The legislature amended the statute,
effective June 2, 2006, by adding subdivision 1(b) as an exception to the
mandatory consecutive sentencing requirement of now-designated subdivision
At resentencing, appellant brought the statutory change to the district court’s attention, but the district court stated:
This matter is before the Court, however, based on the instructions I received from the Supreme Court in their - - in their decision here. And as indicated, it states that “The result is that Holmes must first serve his executed one-year gross misdemeanor sentence, then his executed 66-month felony sentence.” And it was remanded for sentencing consistent with this opinion. So this Court does not, in its opinion, have the discretion to totally re-do sentencing in this matter, and to re-sentence according to the order of the Supreme Court. I’m bound by that.
Referring to the felony sentence, the district court stated that “it remains as previously ordered by the Court as being a consecutive sentence . . . as required by law and the Supreme Court.”

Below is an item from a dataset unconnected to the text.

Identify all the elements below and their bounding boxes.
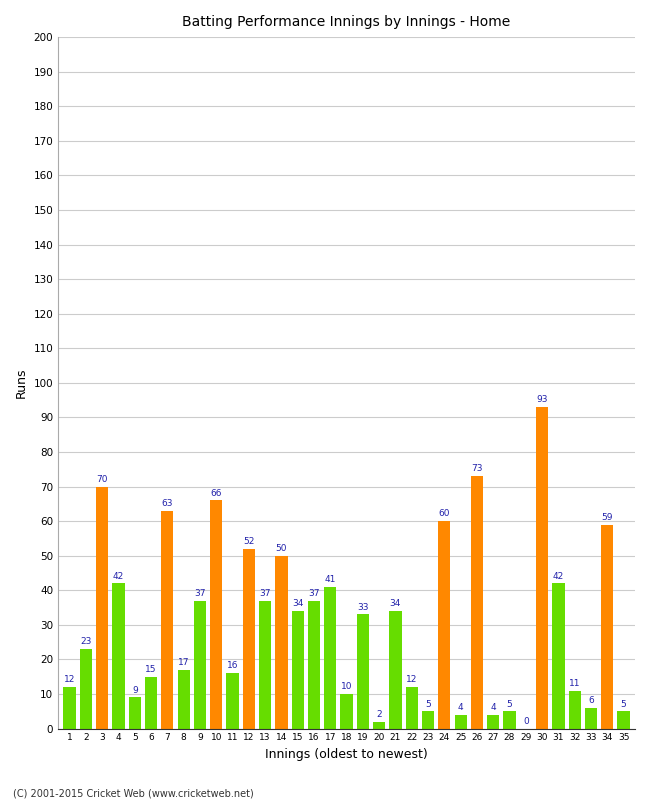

Appellant argues that the district court was required to apply the 2006 amendments to the statute at resentencing, and that the district court abused its discretion by basing its ruling on the 2002 version of the statute by not acknowledging that it had discretion whether to sentence appellant concurrently at resentencing.
We will reverse a district court’s
decision regarding sentencing only for a clear abuse of discretion. State
v. Lattimer, 624 N.W.2d 284, 290 (
Here, appellant was convicted and sentenced before the 2006 amendment was effective, and his case was pending on appeal when the 2006 amendment became effective. But the supreme court declined to apply the 2006 amendment to appellant’s case, stating that:
The duration of Holmes’ sentence under the guidelines, based on a criminal history score of five, including one custody status point, is 66 months. Holmes’ criminal history score is not amended downward under Minn. Sent. Guidelines II.F because by its terms section II.F does not apply to a section 169A.28 sentence. The result is that Holmes must first serve his executed one-year gross misdemeanor sentence, then his executed 66-month felony sentence.
Holmes II, 719 N.W.2d at 910 (emphasis
added). Following appellant’s request
for reconsideration, the supreme court acknowledged the 2006 amendment, but
indicated its unwillingness to apply the statutory change to appellant’s case
by stating, “We express no opinion about the recent changes and the effect they
will have on sentencing in future cases
similar to Holmes’.” Holmes
II, 719 N.W.2d at 909 n.9 (emphasis added).
The supreme court then remanded the case to the district court to
resentence appellant consistent with its opinion.
We conclude that the language employed by the supreme court limited the scope of remand by removing any discretion the district court might have otherwise had in determining appellant’s sentence. See Duffey, 432 N.W.2d at 476. Accordingly, we conclude that the district court did not err by resentencing appellant as it did, and therefore, appellant’s additional arguments are rendered moot.